A declamação desdobra o sentimento, resgata pedaços de memórias e acalenta emoções. Seus acordes permeiam a sensação que aflora, bailam sobre as nesgas do silêncio e depois de dialogarem entre si, repousam na aba do sentimento.
Não importa o timbre da voz, nem o alcance da palavra. A declamação ultrapassa o entendimento; ela é o grito da poesia. Uma boa voz não é impreterivelmente o fundamental, ainda que ajude e seja um item de importância. Para o declamador, o mais importante é transmitir a afecção do texto ao funcionar em uníssono com o mesmo.
Deve despertar o sentimento que brota quando desistimos de sonhar, mas o sonho não vai embora…
Uma boa dicção valoriza o texto e não confunde o ouvinte. Por isso, o declamador deve articular bem as palavras, sem comer letras ou sílabas inteiras, tão pouco deixar cair o tom de voz no final das frases, atrapalhando o ritmo da leitura. Sabe-se que, ao estruturarmos frases que vêm directamente do nosso pensamento, o cérebro é muito mais veloz do que o nosso aparelho fono-articulatório ao expressá-las. Assim, antes do acto de declamar, o declamador deve construir toda a ideia do texto, para que a sua verbalização seja equilibrada. Assistimos a muitos recitadores que constroem suas frases no momento da declamação, que acaba por ficar carregada de entrecortes e cambaleios, denotando insegurança e falta de preparação, bem como uma relação de distância com o texto.
A declamação mutilada morre à míngua, antes mesmo que o poema ganhe forma. Por conseguinte, a declamação suprema não se constrói de pedaços de corpo, mas de sonhos inteiros, vestidos de uma miscelânea de sentimentos.
A poesia, enquanto arte verbal e auditiva, aproxima-nos de nós, ou seja, a transferência do poema para o universo físico aproxima a poesia ao nosso corpo. Assim, a realidade palpável do poema é uma parte fundamental no seu trato, e a experiência auditiva estética é sempre carregada de significado.
Essa dimensão física do poema, fora do papel, é indispensável para a compreensão do fenómeno literário, pois, a partir daí, é possível explicar diversos e outros fenómenos. É importante mostrar que o poema, antes de ser um texto no papel, tem uma realidade física intrínseca a si. A possibilidade de diversas interpretações na declamação reflecte directamente a orientação dos artistas.

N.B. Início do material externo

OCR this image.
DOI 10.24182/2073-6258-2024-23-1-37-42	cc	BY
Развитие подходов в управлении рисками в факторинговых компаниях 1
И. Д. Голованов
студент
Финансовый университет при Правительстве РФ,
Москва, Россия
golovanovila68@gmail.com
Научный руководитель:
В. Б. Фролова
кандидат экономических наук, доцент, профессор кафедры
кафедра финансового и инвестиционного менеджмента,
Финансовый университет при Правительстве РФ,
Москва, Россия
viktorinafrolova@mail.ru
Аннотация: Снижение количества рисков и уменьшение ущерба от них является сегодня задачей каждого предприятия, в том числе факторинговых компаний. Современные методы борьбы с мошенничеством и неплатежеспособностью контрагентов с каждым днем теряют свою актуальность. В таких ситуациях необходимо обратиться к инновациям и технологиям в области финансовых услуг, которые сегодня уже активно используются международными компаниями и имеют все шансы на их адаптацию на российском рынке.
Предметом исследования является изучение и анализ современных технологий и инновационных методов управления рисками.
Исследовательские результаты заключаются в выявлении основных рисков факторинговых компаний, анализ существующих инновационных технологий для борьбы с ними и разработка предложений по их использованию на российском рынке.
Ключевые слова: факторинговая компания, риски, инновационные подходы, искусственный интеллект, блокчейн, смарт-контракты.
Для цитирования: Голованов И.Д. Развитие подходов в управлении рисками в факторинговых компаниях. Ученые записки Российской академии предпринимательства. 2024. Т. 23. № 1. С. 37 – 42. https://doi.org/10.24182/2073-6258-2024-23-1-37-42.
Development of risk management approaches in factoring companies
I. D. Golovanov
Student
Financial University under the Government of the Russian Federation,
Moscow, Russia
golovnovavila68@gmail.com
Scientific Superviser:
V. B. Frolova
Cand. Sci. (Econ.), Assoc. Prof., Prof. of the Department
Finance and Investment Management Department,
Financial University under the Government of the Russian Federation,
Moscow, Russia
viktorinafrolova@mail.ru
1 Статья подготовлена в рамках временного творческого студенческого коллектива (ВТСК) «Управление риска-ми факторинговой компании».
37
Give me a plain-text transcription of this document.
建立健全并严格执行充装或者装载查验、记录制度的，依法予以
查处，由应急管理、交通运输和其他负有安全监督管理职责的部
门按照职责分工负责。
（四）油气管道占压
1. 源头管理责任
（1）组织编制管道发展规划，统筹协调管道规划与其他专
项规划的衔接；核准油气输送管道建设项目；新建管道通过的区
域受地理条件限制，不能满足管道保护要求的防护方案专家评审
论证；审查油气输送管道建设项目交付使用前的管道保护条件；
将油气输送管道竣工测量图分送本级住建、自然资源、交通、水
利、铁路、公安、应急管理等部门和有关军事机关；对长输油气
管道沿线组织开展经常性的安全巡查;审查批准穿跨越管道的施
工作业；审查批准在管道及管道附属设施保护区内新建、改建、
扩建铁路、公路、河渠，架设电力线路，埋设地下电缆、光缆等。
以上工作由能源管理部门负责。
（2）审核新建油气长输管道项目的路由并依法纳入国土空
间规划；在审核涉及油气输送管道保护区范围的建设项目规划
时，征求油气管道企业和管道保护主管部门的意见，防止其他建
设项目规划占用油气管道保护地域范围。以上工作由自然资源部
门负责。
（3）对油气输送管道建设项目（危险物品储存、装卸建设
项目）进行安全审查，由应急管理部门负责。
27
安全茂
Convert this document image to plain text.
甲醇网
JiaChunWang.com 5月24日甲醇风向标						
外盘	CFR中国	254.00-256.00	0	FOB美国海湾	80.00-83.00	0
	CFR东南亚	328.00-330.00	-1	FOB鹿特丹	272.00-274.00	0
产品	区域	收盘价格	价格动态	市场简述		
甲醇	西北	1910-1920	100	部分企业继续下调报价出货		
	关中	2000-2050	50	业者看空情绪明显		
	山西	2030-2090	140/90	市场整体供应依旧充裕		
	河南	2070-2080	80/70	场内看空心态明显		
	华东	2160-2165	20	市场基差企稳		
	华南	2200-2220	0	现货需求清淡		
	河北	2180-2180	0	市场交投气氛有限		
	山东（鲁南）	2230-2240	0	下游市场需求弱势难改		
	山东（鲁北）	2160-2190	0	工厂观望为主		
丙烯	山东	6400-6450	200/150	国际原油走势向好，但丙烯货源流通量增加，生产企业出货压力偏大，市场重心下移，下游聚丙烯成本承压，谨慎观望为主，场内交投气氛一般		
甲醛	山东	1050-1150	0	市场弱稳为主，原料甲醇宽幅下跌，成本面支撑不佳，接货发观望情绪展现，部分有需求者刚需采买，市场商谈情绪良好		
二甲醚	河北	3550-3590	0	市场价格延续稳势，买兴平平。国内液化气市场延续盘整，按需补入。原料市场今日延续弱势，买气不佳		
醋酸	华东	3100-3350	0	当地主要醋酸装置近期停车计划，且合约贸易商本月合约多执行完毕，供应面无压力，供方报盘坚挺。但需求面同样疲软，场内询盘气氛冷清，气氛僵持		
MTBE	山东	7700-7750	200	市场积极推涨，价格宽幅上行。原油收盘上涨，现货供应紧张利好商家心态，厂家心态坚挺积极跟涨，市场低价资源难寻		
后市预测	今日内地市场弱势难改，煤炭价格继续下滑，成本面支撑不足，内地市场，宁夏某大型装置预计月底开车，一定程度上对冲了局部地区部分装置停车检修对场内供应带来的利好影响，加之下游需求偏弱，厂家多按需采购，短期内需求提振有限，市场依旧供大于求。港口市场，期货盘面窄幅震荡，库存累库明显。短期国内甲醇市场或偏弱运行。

Na maior parte das vezes, não se compreende o poema na primeira leitura. Assim, o declamador deve estar dotado de capacidades para analisar e interpretar o conteúdo do texto de acordo com o contexto, a fim de melhor construir a sua musicalidade. Além disso, normalmente, ouvir um poema bem declamado ajuda a melhor perceber seus efeitos e o próprio conteúdo. A declamação que prospera é aquela que, para além do requinte, acarreta em si uma ligação com a alma que a canta e, mesmo longe, exilada e esquecida, guarda a verdade com o esplendor do diamante.
O declamador que floresce é seiva viva que não se dobra ao inverno e ao vendaval. É água pura que garante a foz do rio.
Declamar é arte que dispensa adjectivos. É pérola que tem brilho cativo. Mas requer cuidado, como a flor do ninho que, desamparada, clama por carinho. Ela é o mesmo fogo que ilumina a noite escura quando os olhos buscam a chama da aventura; é a insegurança toda da paixão que flameja e arde à entrada do coração, quando a saudade invoca a luz do bem-querer, e o que se espera é a emoção do entardecer.
Por esse palco, a que chamamos arte de declamar, desfilam diversos declamadores, GRANDES e pequenos. Uns cantam o que nos afecta, desde o êxtase a dor, outros nem se ouvem porque, enquanto declamadores, não têm alma. Visto que a declamação é o brilho que incita e acalma, tem de ser inteiro e vir da alma. Aos sem alma: desfaçam-se dos borrões que vos limitam e sugam a voz dos versos, libertem-se e dissolvam o elo para alcançar a melodia. Pois, o declamador não tem escolha. Tem de mergulhar na poesia e na beleza de seus traços, e só assim, vencerá o desafio de mirar o horizonte e perceber que é preciso proteger os olhos para namorar o sol.
Numa palavra, declamar é tocar versos com a ternura dos lábios. E o declamador, mais que tudo, é a pedra que se equilibra no fio de seda. Se cair, é como que evaporasse o elo entre ele e o poema por não mais ter onde pousar. Se se mantiver firme alcança a luz de sonhos e esperanças num canto azul levemente dourado, e a canção que resulta desse instante faz o sol perder a hora de dormir.